Hai avuto tanti illustri compagni, con chi sei particolarmente legato ancora oggi?

«Giangio, Marco Bracci, Fabio Vullo sono ex compagni di squadra con cui mi trovo ogni volta che torno in Italia. Essendo fuori dal giro della pallavolo in questo momento, quando nel 2019 sono andato alla finale degli Europei ho incontrato tanti ex giocatori, vado d’accordo con tutti. Quando sono stato male ho avuto tanti messaggi dagli italiani come Lorenzo Bernardi, ma anche serbi e francesi».

Che consiglio daresti a tutti quei giovani che si trovano in un momento di difficoltà, fisica ma non solo, e decidono di rinunciare ad un proprio sogno, come potrebbe essere quello di giocare ai massimi livelli, perché vedono in questa decisione la via più naturale?

«Io credo che se hai un sogno, la cosa più importante sia il fatto che ti piaccia fare quella cosa perché se la fai per un altro, è meglio smetterla. Se tu non sei uno che si sveglia la mattina e ha voglia di giocare a pallavolo, a calcio, a basket ecc ecc, è meglio smetterla perché diventerà sempre più dura andando sempre più in alto. Ad un certo punto si ha bisogno dell’energia interna visto che la strada è lunga.

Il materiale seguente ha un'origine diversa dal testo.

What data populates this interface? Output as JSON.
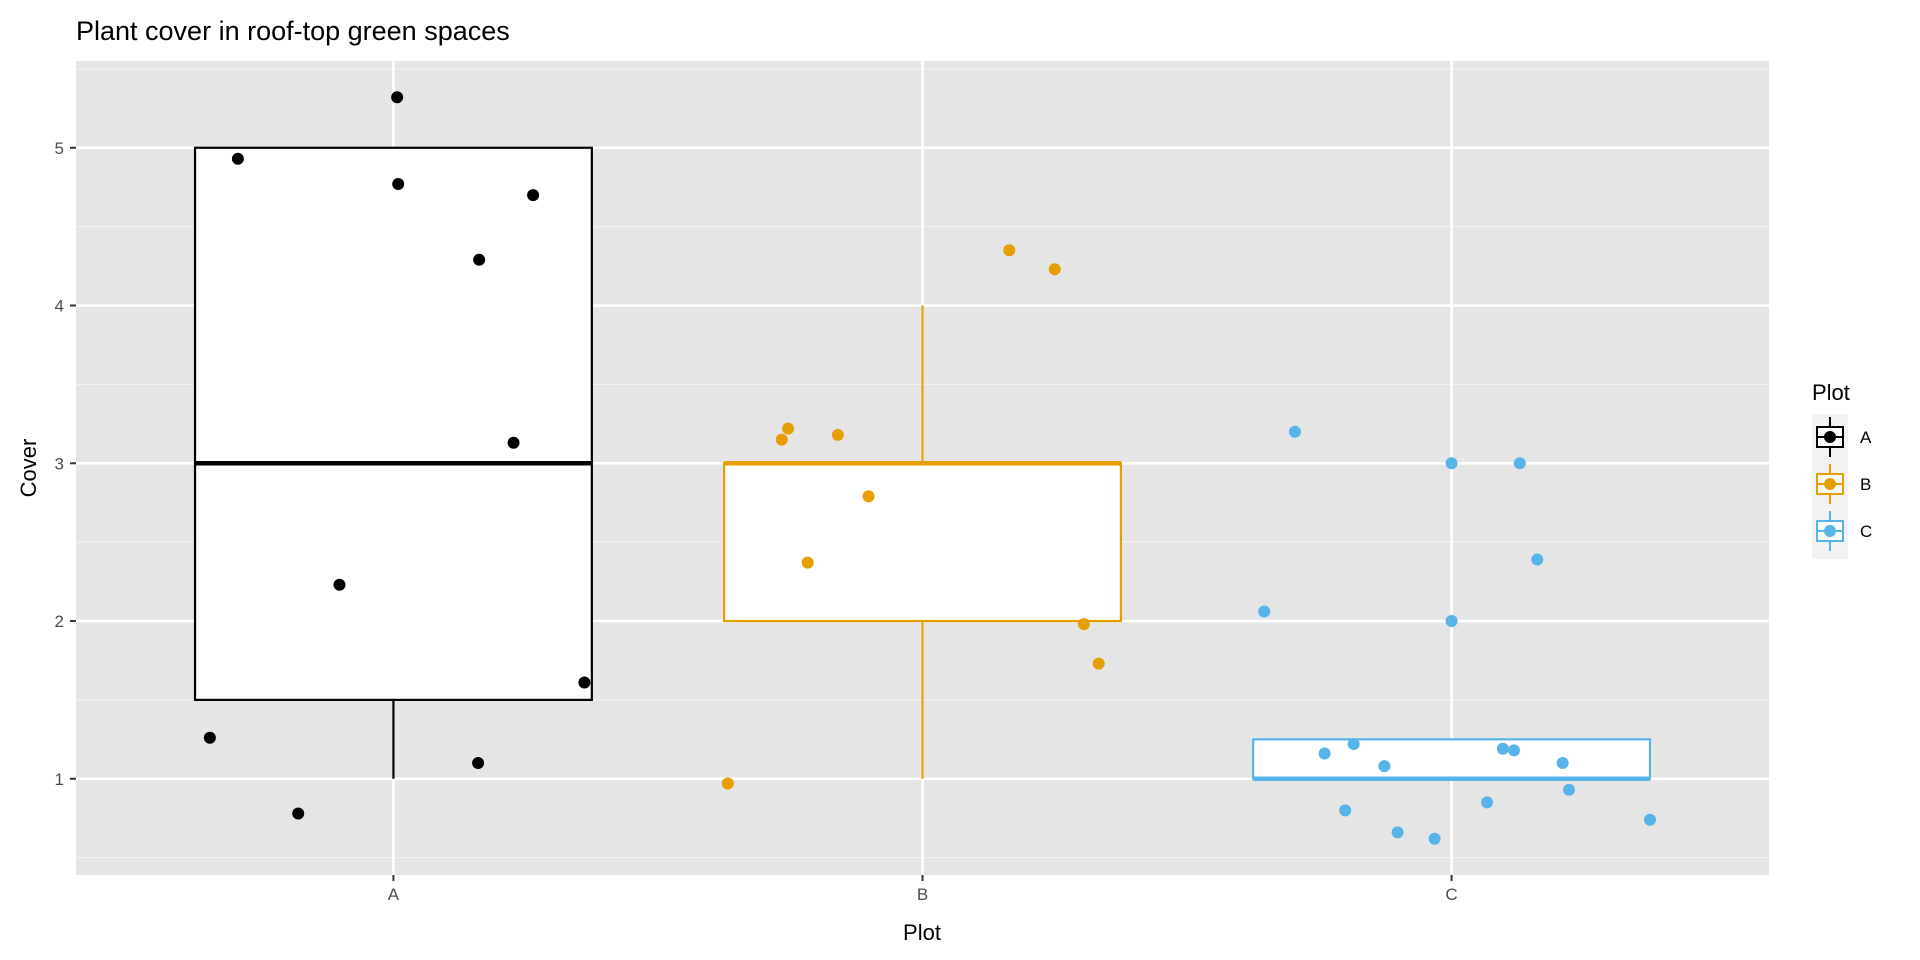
{
  "chart_data": {
    "type": "boxplot",
    "title": "Plant cover in roof-top green spaces",
    "xlabel": "Plot",
    "ylabel": "Cover",
    "categories": [
      "A",
      "B",
      "C"
    ],
    "xlim": [
      0.4,
      3.6
    ],
    "ylim": [
      0.39,
      5.55
    ],
    "yticks": [
      1,
      2,
      3,
      4,
      5
    ],
    "grid": true,
    "legend": {
      "title": "Plot",
      "placement": "right",
      "entries": [
        "A",
        "B",
        "C"
      ]
    },
    "colors": {
      "A": "#000000",
      "B": "#E69F00",
      "C": "#56B4E9"
    },
    "boxes": [
      {
        "category": "A",
        "whisker_low": 1,
        "q1": 1.5,
        "median": 3,
        "q3": 5,
        "whisker_high": 5
      },
      {
        "category": "B",
        "whisker_low": 1,
        "q1": 2,
        "median": 3,
        "q3": 3,
        "whisker_high": 4
      },
      {
        "category": "C",
        "whisker_low": 1,
        "q1": 1,
        "median": 1,
        "q3": 1.25,
        "whisker_high": 1.25
      }
    ],
    "points": [
      {
        "group": "A",
        "x": 0.706,
        "y": 4.93
      },
      {
        "group": "A",
        "x": 1.007,
        "y": 5.32
      },
      {
        "group": "A",
        "x": 1.009,
        "y": 4.77
      },
      {
        "group": "A",
        "x": 1.264,
        "y": 4.7
      },
      {
        "group": "A",
        "x": 1.162,
        "y": 4.29
      },
      {
        "group": "A",
        "x": 1.227,
        "y": 3.13
      },
      {
        "group": "A",
        "x": 0.898,
        "y": 2.23
      },
      {
        "group": "A",
        "x": 1.361,
        "y": 1.61
      },
      {
        "group": "A",
        "x": 0.653,
        "y": 1.26
      },
      {
        "group": "A",
        "x": 1.16,
        "y": 1.1
      },
      {
        "group": "A",
        "x": 0.82,
        "y": 0.78
      },
      {
        "group": "B",
        "x": 2.164,
        "y": 4.35
      },
      {
        "group": "B",
        "x": 2.25,
        "y": 4.23
      },
      {
        "group": "B",
        "x": 1.746,
        "y": 3.22
      },
      {
        "group": "B",
        "x": 1.734,
        "y": 3.15
      },
      {
        "group": "B",
        "x": 1.84,
        "y": 3.18
      },
      {
        "group": "B",
        "x": 1.898,
        "y": 2.79
      },
      {
        "group": "B",
        "x": 1.783,
        "y": 2.37
      },
      {
        "group": "B",
        "x": 2.305,
        "y": 1.98
      },
      {
        "group": "B",
        "x": 2.333,
        "y": 1.73
      },
      {
        "group": "B",
        "x": 1.632,
        "y": 0.97
      },
      {
        "group": "C",
        "x": 2.704,
        "y": 3.2
      },
      {
        "group": "C",
        "x": 3.0,
        "y": 3.0
      },
      {
        "group": "C",
        "x": 3.129,
        "y": 3.0
      },
      {
        "group": "C",
        "x": 3.162,
        "y": 2.39
      },
      {
        "group": "C",
        "x": 2.646,
        "y": 2.06
      },
      {
        "group": "C",
        "x": 3.0,
        "y": 2.0
      },
      {
        "group": "C",
        "x": 2.76,
        "y": 1.16
      },
      {
        "group": "C",
        "x": 2.815,
        "y": 1.22
      },
      {
        "group": "C",
        "x": 2.873,
        "y": 1.08
      },
      {
        "group": "C",
        "x": 3.097,
        "y": 1.19
      },
      {
        "group": "C",
        "x": 3.118,
        "y": 1.18
      },
      {
        "group": "C",
        "x": 3.21,
        "y": 1.1
      },
      {
        "group": "C",
        "x": 2.799,
        "y": 0.8
      },
      {
        "group": "C",
        "x": 3.067,
        "y": 0.85
      },
      {
        "group": "C",
        "x": 3.222,
        "y": 0.93
      },
      {
        "group": "C",
        "x": 2.898,
        "y": 0.66
      },
      {
        "group": "C",
        "x": 2.968,
        "y": 0.62
      },
      {
        "group": "C",
        "x": 3.375,
        "y": 0.74
      }
    ]
  }
}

Se ti diverti e arrivi ad un ostacolo, come ad esempio quando fai la 110 m di atletica ad ostacoli, se ne colpisci uno che ti trovi davanti puoi dire “non posso andare avanti” però lo puoi anche prendere in spalla e continuare anche con due o tre. Io ne ho avuti un paio e me li porto sulle spalle e vado avanti; non sono fissi, bisogna trovare il modo per vivere assieme con quell’ostacolo, farlo diventare proprio».

«Se riesci a fare questo, poi diventare più forte. Non puoi cambiare il mondo, puoi cambiare come lo vedi e questo l’ho imparato anche dai miei ex compagni di squadra modenesi quando sono arrivato come un giovane e nel momento difficile dove loro erano i più forti e tutti guardavano a loro, loro pensavano solo una cosa “Cosa devo fare per fare questo punto”. Una volta che hai questa concentrazione, ne fai la tua forza».